Real Estate Bankruptcy Reforms Delayed, Separate from Upcoming IBC Amendments
Realty IBC Reforms Pushed to Later Phase

The Indian government has decided to decouple crucial real estate-focused insolvency reforms from the upcoming set of amendments to the Insolvency and Bankruptcy Code (IBC). According to officials familiar with the matter, the immediate legislative push will focus on corporate insolvency changes, while structural reforms aimed at protecting homebuyers and resolving stalled housing projects will be taken up in a separate, later process.

Corporate Amendments Take Priority

The Ministry of Corporate Affairs is prioritizing amendments that are already in an advanced legislative stage. The IBC (Amendments) Bill, 2025 is currently under review by a Lok Sabha select committee headed by BJP MP Baijayant Panda. This Bill proposes a creditor-led, largely out-of-court insolvency process for quicker corporate turnaround. It also includes provisions for faster tribunal admissions, a new framework for group and cross-border bankruptcies, and separate mechanisms to resolve implementation disputes.
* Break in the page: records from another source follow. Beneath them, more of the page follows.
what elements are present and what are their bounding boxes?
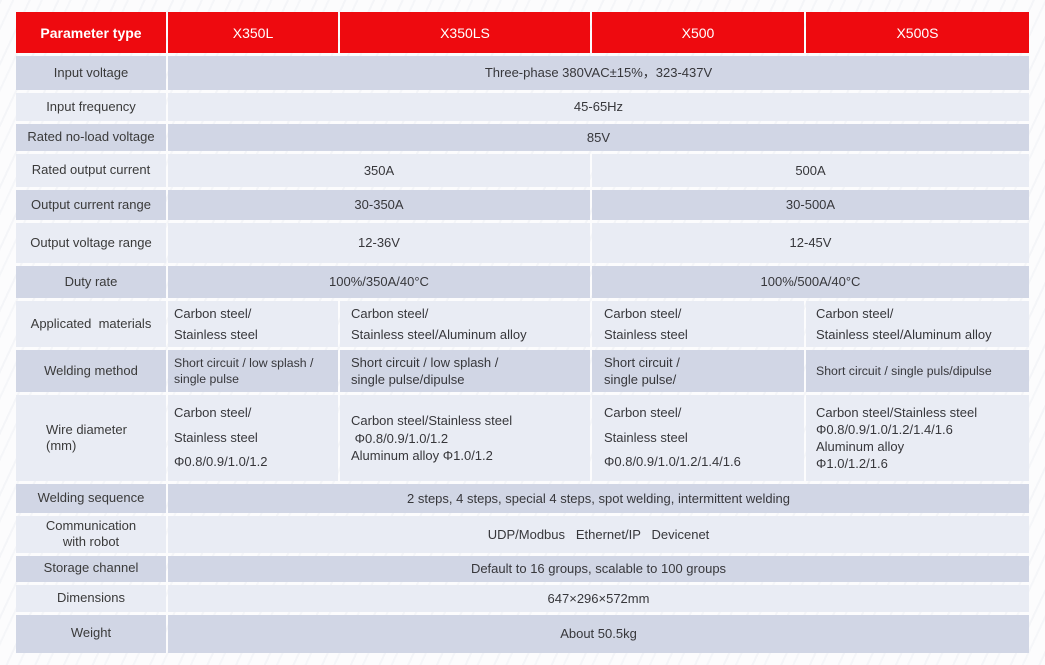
cell-welding-method-x350l: Short circuit / low splash / single puls… xyxy=(168,350,338,393)
row-label-storage-channel: Storage channel xyxy=(16,555,166,582)
cell-storage-channel-value: Default to 16 groups, scalable to 100 gr… xyxy=(168,555,1029,582)
cell-input-frequency-value: 45-65Hz xyxy=(168,93,1029,121)
row-rated-output-current: Rated output current 350A 500A xyxy=(16,154,1029,187)
row-rated-no-load-voltage: Rated no-load voltage 85V xyxy=(16,124,1029,151)
row-weight: Weight About 50.5kg xyxy=(16,614,1029,653)
cell-rated-no-load-voltage-value: 85V xyxy=(168,124,1029,151)
row-output-current-range: Output current range 30-350A 30-500A xyxy=(16,190,1029,220)
cell-output-current-range-500: 30-500A xyxy=(592,190,1029,220)
cell-rated-output-current-350: 350A xyxy=(168,154,590,187)
cell-applicated-materials-x350ls: Carbon steel/ Stainless steel/Aluminum a… xyxy=(340,301,590,348)
row-welding-method: Welding method Short circuit / low splas… xyxy=(16,350,1029,393)
cell-welding-method-x350ls: Short circuit / low splash / single puls… xyxy=(340,350,590,393)
cell-applicated-materials-x500: Carbon steel/ Stainless steel xyxy=(592,301,804,348)
row-input-voltage: Input voltage Three-phase 380VAC±15%，323… xyxy=(16,56,1029,90)
cell-welding-method-x500: Short circuit / single pulse/ xyxy=(592,350,804,393)
row-label-welding-method: Welding method xyxy=(16,350,166,393)
table-header-row: Parameter type X350L X350LS X500 X500S xyxy=(16,12,1029,53)
row-applicated-materials: Applicated materials Carbon steel/ Stain… xyxy=(16,301,1029,348)
row-label-wire-diameter: Wire diameter (mm) xyxy=(16,395,166,482)
cell-output-current-range-350: 30-350A xyxy=(168,190,590,220)
row-label-rated-no-load-voltage: Rated no-load voltage xyxy=(16,124,166,151)
cell-wire-diameter-x350ls: Carbon steel/Stainless steel Φ0.8/0.9/1.… xyxy=(340,395,590,482)
cell-duty-rate-500: 100%/500A/40°C xyxy=(592,266,1029,298)
row-label-input-voltage: Input voltage xyxy=(16,56,166,90)
row-label-weight: Weight xyxy=(16,614,166,653)
row-storage-channel: Storage channel Default to 16 groups, sc… xyxy=(16,555,1029,582)
row-output-voltage-range: Output voltage range 12-36V 12-45V xyxy=(16,223,1029,263)
row-duty-rate: Duty rate 100%/350A/40°C 100%/500A/40°C xyxy=(16,266,1029,298)
cell-wire-diameter-x350l: Carbon steel/ Stainless steel Φ0.8/0.9/1… xyxy=(168,395,338,482)
row-label-rated-output-current: Rated output current xyxy=(16,154,166,187)
row-label-duty-rate: Duty rate xyxy=(16,266,166,298)
spec-table: Parameter type X350L X350LS X500 X500S I… xyxy=(14,9,1031,656)
row-wire-diameter: Wire diameter (mm) Carbon steel/ Stainle… xyxy=(16,395,1029,482)
cell-applicated-materials-x350l: Carbon steel/ Stainless steel xyxy=(168,301,338,348)
row-label-applicated-materials: Applicated materials xyxy=(16,301,166,348)
cell-dimensions-value: 647×296×572mm xyxy=(168,584,1029,612)
cell-wire-diameter-x500s: Carbon steel/Stainless steel Φ0.8/0.9/1.… xyxy=(806,395,1029,482)
row-welding-sequence: Welding sequence 2 steps, 4 steps, speci… xyxy=(16,484,1029,514)
cell-rated-output-current-500: 500A xyxy=(592,154,1029,187)
row-input-frequency: Input frequency 45-65Hz xyxy=(16,93,1029,121)
row-label-welding-sequence: Welding sequence xyxy=(16,484,166,514)
row-label-output-current-range: Output current range xyxy=(16,190,166,220)
row-dimensions: Dimensions 647×296×572mm xyxy=(16,584,1029,612)
header-model-x350l: X350L xyxy=(168,12,338,53)
cell-output-voltage-range-500: 12-45V xyxy=(592,223,1029,263)
cell-wire-diameter-x500: Carbon steel/ Stainless steel Φ0.8/0.9/1… xyxy=(592,395,804,482)
row-label-output-voltage-range: Output voltage range xyxy=(16,223,166,263)
header-model-x500: X500 xyxy=(592,12,804,53)
cell-communication-with-robot-value: UDP/Modbus Ethernet/IP Devicenet xyxy=(168,516,1029,553)
cell-output-voltage-range-350: 12-36V xyxy=(168,223,590,263)
cell-weight-value: About 50.5kg xyxy=(168,614,1029,653)
header-model-x500s: X500S xyxy=(806,12,1029,53)
cell-input-voltage-value: Three-phase 380VAC±15%，323-437V xyxy=(168,56,1029,90)
cell-welding-method-x500s: Short circuit / single puls/dipulse xyxy=(806,350,1029,393)
header-parameter-type: Parameter type xyxy=(16,12,166,53)
row-label-input-frequency: Input frequency xyxy=(16,93,166,121)
row-label-communication-with-robot: Communication with robot xyxy=(16,516,166,553)
cell-welding-sequence-value: 2 steps, 4 steps, special 4 steps, spot … xyxy=(168,484,1029,514)
row-label-dimensions: Dimensions xyxy=(16,584,166,612)
row-communication-with-robot: Communication with robot UDP/Modbus Ethe… xyxy=(16,516,1029,553)
cell-applicated-materials-x500s: Carbon steel/ Stainless steel/Aluminum a… xyxy=(806,301,1029,348)
header-model-x350ls: X350LS xyxy=(340,12,590,53)
cell-duty-rate-350: 100%/350A/40°C xyxy=(168,266,590,298)
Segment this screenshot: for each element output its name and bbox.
Officials stated that considerable deliberations on these corporate-focused changes have already occurred within the government. The Bill will not be held back to incorporate the real estate measures, which require further expert and inter-ministerial consultations. "Chances of the revised IBC (Amendments) Bill making it to either this (Winter) session or the budget session are fifty-fifty," one official said, requesting anonymity.

Real Estate Reforms Await Separate Consultation

The decision means that long-awaited structural reforms for the real estate sector, a major stress point in India's insolvency ecosystem, will be delayed. These reforms were expected to address the persistent delays and low recovery rates commonly seen in realty bankruptcies.

The proposed real estate fixes, which will be developed separately, include:

  • Introducing project-specific insolvency resolution.
  • Creating stronger safeguards for homebuyers' investments.
  • Enabling the SWAMIH stress fund to complete projects under the IBC framework.
  • Mandating early project registration with local authorities.

These deliberations involve the corporate affairs ministry, the housing ministry, and the Insolvency and Bankruptcy Board of India (IBBI). The proposals stem from the Supreme Court's directions on 12 September in the Mansi Brar Fernandes vs. Shubha Sharma case. Two committees—one being set up by the government and another under the IBBI—will finalize the recommendations for a later round of IBC amendments.

Investor Confidence and the Evolving IBC Framework

Despite the delay in sector-specific reforms, experts note that the IBC has already significantly strengthened India's distressed-asset market. Amit Maheshwari, Tax Partner at AKM Global, highlighted the progress, stating, "India's distressed-asset market has become significantly more investor-friendly in recent years."

He credited a more mature IBC framework, greater participation from asset reconstruction companies and alternative investment funds, and enhanced transparency for strengthening investor confidence. Maheshwari added that the IBC has evolved with streamlined admission norms, stronger creditor rights, and clearer claim rankings, giving investors better visibility of timelines and recovery pathways.

The rollout of a simplified pre-packaged insolvency framework for MSMEs in 2020 has also paved the way for quicker revival of smaller stressed businesses. For real estate, future reforms are expected to reduce execution risk, preserve asset value, and enable structured acquisitions, making distressed-asset investment more feasible for long-term capital.

Experts believe that further measures, such as strict enforcement of resolution timelines, expansion of National Company Law Tribunal (NCLT) capacity, and dedicated sector-specific schemes, will continue to refine the IBC regime. Queries sent to the ministries of corporate affairs and housing, and the IBBI remained unanswered at the time of reporting.